Ever since Clive Humby coined the phrase "data is the new oil" in 2006, everyone is gung-ho about data. Large volumes of big data churn through every organization's arteries. Big data is touted as the disruptive driver of competitive advantage. In a digitally integrated world, data drives and transforms the entire value chain spanning revenue, cost and innovation.

As with oil, data needs to be processed and refined for downstream solutions- but it is useful only when it is of the right quality. How much of all this data is accurate or clean, to begin with? A study reported in MIT Sloan Review indicated that bad data can cost companies 15%-25% in revenues.

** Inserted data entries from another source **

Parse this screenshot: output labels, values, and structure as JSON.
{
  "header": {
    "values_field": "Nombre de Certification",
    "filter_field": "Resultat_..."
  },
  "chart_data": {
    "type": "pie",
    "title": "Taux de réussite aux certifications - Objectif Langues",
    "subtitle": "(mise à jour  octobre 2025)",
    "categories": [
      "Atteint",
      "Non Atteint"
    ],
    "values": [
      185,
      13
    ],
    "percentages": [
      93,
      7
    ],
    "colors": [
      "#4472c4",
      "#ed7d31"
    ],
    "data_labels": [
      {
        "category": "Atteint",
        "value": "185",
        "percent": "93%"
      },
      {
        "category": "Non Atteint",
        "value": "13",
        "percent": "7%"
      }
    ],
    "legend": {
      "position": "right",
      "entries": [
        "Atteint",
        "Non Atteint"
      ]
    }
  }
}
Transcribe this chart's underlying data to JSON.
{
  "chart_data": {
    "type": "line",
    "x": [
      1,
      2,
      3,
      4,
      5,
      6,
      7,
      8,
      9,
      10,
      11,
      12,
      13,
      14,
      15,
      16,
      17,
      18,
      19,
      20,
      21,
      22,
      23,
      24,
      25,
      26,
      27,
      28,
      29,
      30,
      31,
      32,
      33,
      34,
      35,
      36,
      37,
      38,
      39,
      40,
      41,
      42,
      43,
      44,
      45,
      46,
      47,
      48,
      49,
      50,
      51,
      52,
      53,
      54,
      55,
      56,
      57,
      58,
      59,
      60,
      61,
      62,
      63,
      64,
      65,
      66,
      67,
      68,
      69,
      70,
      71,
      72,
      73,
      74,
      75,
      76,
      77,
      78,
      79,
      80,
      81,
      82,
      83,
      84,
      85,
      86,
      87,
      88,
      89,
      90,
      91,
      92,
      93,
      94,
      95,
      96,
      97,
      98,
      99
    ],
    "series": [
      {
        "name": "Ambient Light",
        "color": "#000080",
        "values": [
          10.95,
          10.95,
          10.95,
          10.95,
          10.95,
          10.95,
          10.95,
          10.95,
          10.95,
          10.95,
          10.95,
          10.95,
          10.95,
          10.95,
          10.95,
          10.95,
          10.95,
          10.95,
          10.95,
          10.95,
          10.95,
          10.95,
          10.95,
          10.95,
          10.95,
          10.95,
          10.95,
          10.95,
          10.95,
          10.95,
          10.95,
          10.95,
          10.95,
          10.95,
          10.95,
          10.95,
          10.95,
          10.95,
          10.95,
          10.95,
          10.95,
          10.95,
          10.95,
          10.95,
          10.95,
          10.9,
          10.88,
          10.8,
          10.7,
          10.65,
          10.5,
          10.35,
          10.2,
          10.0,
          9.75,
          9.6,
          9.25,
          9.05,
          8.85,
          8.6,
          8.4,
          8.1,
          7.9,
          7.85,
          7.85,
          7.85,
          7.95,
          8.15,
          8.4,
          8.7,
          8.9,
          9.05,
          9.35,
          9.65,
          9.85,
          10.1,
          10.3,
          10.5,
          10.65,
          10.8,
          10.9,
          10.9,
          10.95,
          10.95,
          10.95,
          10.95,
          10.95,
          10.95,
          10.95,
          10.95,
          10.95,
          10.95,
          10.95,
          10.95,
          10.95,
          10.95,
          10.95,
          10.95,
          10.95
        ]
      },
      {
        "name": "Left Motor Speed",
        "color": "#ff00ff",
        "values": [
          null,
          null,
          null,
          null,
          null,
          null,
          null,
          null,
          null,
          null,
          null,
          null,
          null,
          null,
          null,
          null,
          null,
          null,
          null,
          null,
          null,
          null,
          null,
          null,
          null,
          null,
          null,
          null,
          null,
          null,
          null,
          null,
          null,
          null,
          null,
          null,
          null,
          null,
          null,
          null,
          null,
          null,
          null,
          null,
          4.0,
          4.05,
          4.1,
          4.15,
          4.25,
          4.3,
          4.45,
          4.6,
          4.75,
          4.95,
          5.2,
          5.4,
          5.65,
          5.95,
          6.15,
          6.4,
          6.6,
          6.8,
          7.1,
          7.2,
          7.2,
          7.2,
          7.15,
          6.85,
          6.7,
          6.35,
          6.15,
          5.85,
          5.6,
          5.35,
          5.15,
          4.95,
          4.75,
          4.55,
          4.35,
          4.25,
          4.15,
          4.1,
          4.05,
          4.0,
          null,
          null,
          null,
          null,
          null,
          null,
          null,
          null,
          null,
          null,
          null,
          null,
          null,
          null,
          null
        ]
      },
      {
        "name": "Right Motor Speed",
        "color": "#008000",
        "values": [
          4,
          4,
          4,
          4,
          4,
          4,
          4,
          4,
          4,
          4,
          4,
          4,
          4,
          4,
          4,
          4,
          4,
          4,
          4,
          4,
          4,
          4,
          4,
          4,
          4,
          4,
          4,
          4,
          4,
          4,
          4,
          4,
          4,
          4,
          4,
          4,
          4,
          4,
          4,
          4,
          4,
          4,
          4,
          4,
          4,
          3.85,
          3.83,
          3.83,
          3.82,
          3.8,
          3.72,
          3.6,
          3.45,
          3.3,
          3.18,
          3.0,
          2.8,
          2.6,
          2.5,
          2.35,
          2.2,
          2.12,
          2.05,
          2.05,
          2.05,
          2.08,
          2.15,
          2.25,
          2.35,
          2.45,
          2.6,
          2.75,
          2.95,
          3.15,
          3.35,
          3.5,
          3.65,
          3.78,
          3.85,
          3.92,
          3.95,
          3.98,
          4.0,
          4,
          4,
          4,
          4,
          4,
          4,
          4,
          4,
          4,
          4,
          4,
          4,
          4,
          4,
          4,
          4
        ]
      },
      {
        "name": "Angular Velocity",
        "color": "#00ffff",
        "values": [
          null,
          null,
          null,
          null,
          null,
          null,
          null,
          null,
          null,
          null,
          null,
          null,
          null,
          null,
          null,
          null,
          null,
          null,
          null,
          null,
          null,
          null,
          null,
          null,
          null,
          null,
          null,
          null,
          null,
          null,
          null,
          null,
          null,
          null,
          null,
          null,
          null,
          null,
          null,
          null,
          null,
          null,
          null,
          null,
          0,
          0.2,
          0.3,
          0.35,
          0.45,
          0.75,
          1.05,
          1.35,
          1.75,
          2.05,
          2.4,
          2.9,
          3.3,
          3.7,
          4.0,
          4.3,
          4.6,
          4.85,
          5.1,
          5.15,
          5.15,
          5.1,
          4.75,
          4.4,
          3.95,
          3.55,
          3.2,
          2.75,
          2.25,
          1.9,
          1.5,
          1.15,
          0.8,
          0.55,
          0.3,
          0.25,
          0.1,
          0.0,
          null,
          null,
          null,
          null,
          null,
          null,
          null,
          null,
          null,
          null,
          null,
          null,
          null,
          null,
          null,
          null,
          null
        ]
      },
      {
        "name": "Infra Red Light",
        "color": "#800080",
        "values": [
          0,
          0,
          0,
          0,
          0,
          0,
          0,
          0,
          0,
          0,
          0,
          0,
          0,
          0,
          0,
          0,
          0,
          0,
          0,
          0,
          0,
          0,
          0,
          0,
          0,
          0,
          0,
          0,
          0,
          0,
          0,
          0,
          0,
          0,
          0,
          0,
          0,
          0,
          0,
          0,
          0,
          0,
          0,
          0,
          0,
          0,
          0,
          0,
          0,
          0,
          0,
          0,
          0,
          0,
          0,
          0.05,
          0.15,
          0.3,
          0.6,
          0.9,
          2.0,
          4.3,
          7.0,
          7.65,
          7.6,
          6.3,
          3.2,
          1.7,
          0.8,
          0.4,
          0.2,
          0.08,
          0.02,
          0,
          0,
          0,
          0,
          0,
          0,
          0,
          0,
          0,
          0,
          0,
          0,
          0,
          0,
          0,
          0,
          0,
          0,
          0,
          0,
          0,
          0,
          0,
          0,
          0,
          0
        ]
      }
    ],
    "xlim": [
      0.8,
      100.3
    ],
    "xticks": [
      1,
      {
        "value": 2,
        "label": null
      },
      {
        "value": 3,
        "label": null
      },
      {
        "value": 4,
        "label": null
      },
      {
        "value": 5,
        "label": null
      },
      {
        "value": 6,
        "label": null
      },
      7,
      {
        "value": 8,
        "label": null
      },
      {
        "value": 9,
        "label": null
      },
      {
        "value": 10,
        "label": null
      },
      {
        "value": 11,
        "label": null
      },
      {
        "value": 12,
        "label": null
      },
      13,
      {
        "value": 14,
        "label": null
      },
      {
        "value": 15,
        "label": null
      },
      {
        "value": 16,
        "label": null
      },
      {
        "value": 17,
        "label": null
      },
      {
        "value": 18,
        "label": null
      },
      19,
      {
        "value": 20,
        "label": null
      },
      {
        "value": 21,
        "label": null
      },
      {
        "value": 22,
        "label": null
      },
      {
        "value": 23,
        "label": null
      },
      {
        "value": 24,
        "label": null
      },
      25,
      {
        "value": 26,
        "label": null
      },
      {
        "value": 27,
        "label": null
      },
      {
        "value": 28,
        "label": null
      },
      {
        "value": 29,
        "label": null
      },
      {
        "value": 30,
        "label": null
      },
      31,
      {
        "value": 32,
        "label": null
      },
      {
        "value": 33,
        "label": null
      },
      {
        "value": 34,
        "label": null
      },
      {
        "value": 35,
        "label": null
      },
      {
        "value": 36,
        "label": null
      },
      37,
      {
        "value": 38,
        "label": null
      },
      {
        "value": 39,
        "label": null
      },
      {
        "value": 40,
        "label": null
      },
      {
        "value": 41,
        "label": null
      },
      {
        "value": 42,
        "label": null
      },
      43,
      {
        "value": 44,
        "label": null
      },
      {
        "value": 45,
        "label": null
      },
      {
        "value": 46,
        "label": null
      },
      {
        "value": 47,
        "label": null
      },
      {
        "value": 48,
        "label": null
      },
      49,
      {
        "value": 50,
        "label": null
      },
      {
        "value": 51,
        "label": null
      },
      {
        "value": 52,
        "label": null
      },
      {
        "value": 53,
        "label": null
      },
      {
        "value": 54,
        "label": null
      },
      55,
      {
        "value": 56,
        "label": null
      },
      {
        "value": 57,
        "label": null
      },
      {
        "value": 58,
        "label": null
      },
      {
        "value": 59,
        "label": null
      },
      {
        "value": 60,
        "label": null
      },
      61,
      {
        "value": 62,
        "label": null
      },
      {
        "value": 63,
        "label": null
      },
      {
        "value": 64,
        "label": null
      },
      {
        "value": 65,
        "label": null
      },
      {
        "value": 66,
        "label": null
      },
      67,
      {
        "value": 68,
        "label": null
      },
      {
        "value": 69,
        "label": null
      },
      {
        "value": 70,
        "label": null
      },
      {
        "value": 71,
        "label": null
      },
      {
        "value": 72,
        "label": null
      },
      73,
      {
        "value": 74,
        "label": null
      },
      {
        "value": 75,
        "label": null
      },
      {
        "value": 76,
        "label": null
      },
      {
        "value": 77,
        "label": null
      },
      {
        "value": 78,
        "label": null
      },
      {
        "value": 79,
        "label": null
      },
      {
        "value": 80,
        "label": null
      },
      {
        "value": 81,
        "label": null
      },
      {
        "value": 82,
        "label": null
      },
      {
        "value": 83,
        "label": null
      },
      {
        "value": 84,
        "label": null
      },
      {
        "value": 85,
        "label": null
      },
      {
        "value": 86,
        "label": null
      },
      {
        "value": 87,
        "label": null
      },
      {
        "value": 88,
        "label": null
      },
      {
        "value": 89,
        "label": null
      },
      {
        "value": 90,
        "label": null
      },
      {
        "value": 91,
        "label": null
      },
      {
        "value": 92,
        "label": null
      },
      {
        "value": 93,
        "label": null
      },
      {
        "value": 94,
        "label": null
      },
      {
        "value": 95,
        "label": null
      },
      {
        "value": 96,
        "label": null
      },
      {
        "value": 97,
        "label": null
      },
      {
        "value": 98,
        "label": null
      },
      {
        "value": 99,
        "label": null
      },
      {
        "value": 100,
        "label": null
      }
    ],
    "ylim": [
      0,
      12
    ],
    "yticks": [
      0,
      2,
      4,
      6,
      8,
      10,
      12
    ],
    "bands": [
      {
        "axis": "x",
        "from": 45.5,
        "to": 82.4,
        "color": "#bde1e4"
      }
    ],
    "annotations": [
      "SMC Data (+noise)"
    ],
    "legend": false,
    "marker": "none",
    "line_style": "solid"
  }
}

Four factors determine the value of big data: Volume, Velocity, Variety, and Veracity. Our concern in this article is with the Veracity of data, representing its reliability and integrity. A decision maker needs to be satisfied with the integrity of the data value chain, from source to the decision. Based on our experience and observation, there are six kinds of flaws in Data Veracity:


Akash Jain, Founder, InfoTech Navigator

1. Pollution of raw data: From bad surveys, subconsciously biased sampling, impersonation, and bad data entry processes. A classic example is in social media, where fake bots masquerade as humans.

2. Contextual adequacy or appropriateness: Data collected could be factual, but contextually irrelevant. A leading hypermarket chain noted mismatched results for direct marketing campaigns directed at certain loyalty card users. "In-store" interviews revealed that loyalty cards were actually owned by house-help staff making purchases on behalf of their employers.

3. Disharmony with data velocity: In a fast-moving digital marketing environment, data obsolescence renders analytics incorrect or useless in a very short time.

4. Isolation of business functions and data processes: Leading to duplication, and all instances of the same data not updated simultaneously.

5. Fraudulent data: a problem that even the most secure technology like Blockchain has not been able to fully control.

6. Omissions: caused primarily by laziness, lack of comprehension, or impending deadlines.

Bad data can lead to revenue loss, cost inefficiencies and missed opportunities. Leaders need to recognize and act on this expeditiously. Some steps to eliminate the scourge of bad data include:
• Articulate a vision for a data driven culture and a sustainable program to implement it.
• Invest in strong leadership and talent to drive data driven decision making.
• Identify what data points are key to the core decision areas.
• Treat data with the same respect as other key assets like plant/ machinery, human talent, etc.
• Engage continually with points of data origin- Customers, Vendors, Partners, Social Media, Regulators, Shareholders, etc.

The guru of quality, Edward Deming said "In God we trust, all others bring data." And while one follows this dictum, we should also remember that it needs to be the Right Data; because as Ronald H. Coase, a renowned British Economist said, "if you torture the data long enough, it will confess to anything"; so, the risk of bad data is truly in what you will never know.